Rechtliche Beurteilung

[6] Wie die Generalprokuratur in ihrer zur Wahrung des Gesetzes ergriffenen Nichtigkeitsbeschwerde zutreffend aufzeigt, verletzt die in dieser Begründung des Berufungsurteils vertretene, zur Stattgebung der Berufung „wegen des Ausspruchs über die Schuld“ (vgl aber zu den Bezugspunkten von Berufung wegen vorliegender Nichtigkeitsgründe und jener wegen des Ausspruchs über die Schuld Ratz, WK‑StPO vor §§ 280–296a Rz 12 ff) führende Rechtsansicht das Gesetz:

[7] Nach § 178 StGB ist strafbar, wer eine Handlung begeht, die geeignet ist, die Gefahr der Verbreitung einer übertragbaren Krankheit unter Menschen herbeizuführen, wenn die Krankheit ihrer Art nach zu den wenn auch nur beschränkt anzeige‑ oder meldepflichtigen Krankheiten gehört.

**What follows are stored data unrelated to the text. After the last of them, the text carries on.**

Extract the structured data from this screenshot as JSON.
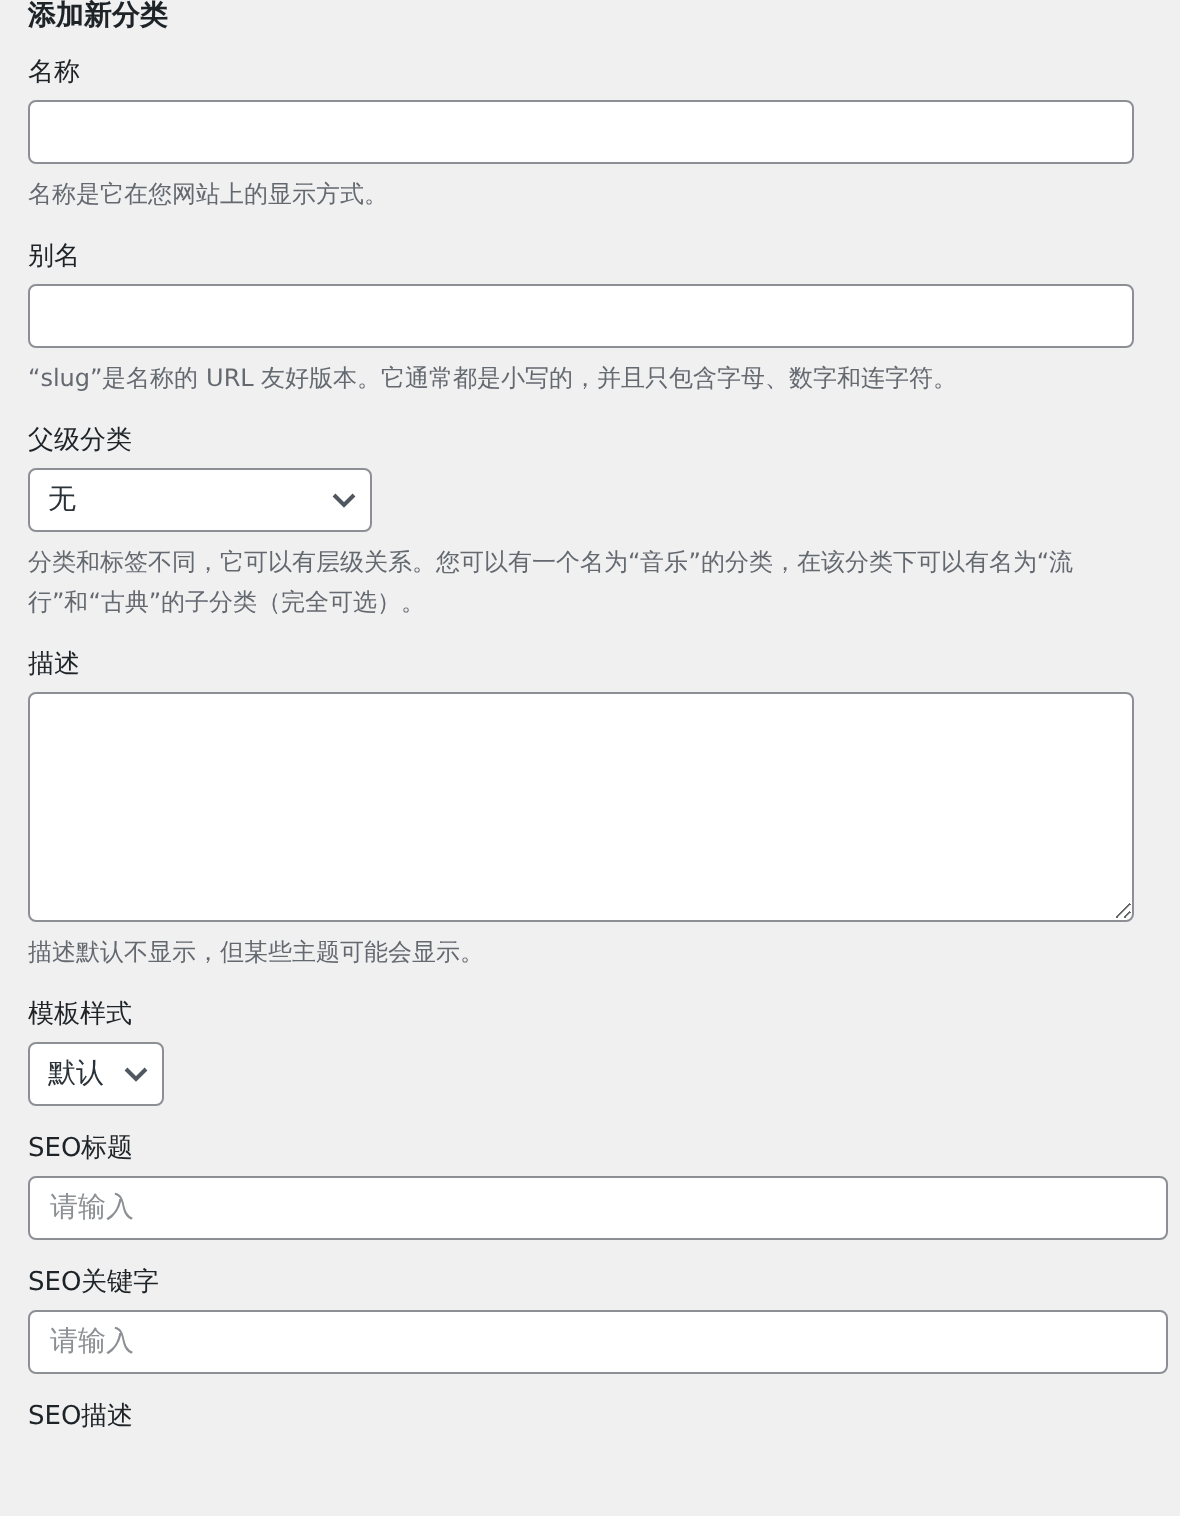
{
  "heading": "添加新分类",
  "fields": [
    {
      "kind": "text",
      "label": "名称",
      "help": "名称是它在您网站上的显示方式。"
    },
    {
      "kind": "text",
      "label": "别名",
      "help": "“slug”是名称的 URL 友好版本。它通常都是小写的，并且只包含字母、数字和连字符。"
    },
    {
      "kind": "select",
      "label": "父级分类",
      "value": "无",
      "help": "分类和标签不同，它可以有层级关系。您可以有一个名为“音乐”的分类，在该分类下可以有名为“流行”和“古典”的子分类（完全可选）。"
    },
    {
      "kind": "textarea",
      "label": "描述",
      "help": "描述默认不显示，但某些主题可能会显示。"
    },
    {
      "kind": "select",
      "label": "模板样式",
      "value": "默认"
    },
    {
      "kind": "text",
      "label": "SEO标题",
      "placeholder": "请输入"
    },
    {
      "kind": "text",
      "label": "SEO关键字",
      "placeholder": "请输入"
    },
    {
      "kind": "label",
      "label": "SEO描述"
    }
  ]
}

[8] Die im Tatbestand beschriebene Gefahr ist jene der Verbreitung einer übertragbaren Krankheit unter Menschen. Ob eine Tathandlung geeignet ist, eine solche Gefahr herbeizuführen, ist nach objektiven Gesichtspunkten und allenfalls auch unter Berücksichtigung von Umständen, die zeitlich nach der Tat liegen, zu beurteilen (EBRV 30 BlgNR 13. GP  316). Die (Verbreitungs‑)Gefahr muss zwar nicht tatsächlich eintreten, die Tathandlung muss aber typischerweise geeignet sein, sie herbeizuführen. Der Rechtsfrage nach der Gefährdungseignung logisch vorgelagert ist jedoch die – auf der Feststellungsebene angesiedelte – Frage nach dem Vorliegen einer übertragbaren Krankheit, also einer solchen, bei der ein Krankheitserreger unmittelbar oder mittelbar von einem Individuum auf ein anderes übergehen kann. Um in die Prüfung der Eignung der Tathandlung eintreten zu können, muss das Gericht daher jeweils fallbezogen das Vorhandensein eines entsprechenden Krankheitserregers feststellen (13 Os 130/21y, 131/21w mwN; vgl EBRV 30 BlgNR 13. GP  322). In Fällen, in denen es – wie hier – nicht um mittelbar eingesetzte Infektionsquellen, sondern um die Gefahr der unmittelbaren Übertragung vom Körper des mutmaßlichen Täters auf ein anderes Individuum geht, bedarf es demnach Konstatierungen dazu, dass jene Person, deren Verhalten strafrechtlich geprüft wird, Trägerin eines entsprechenden Krankheitserregers ist.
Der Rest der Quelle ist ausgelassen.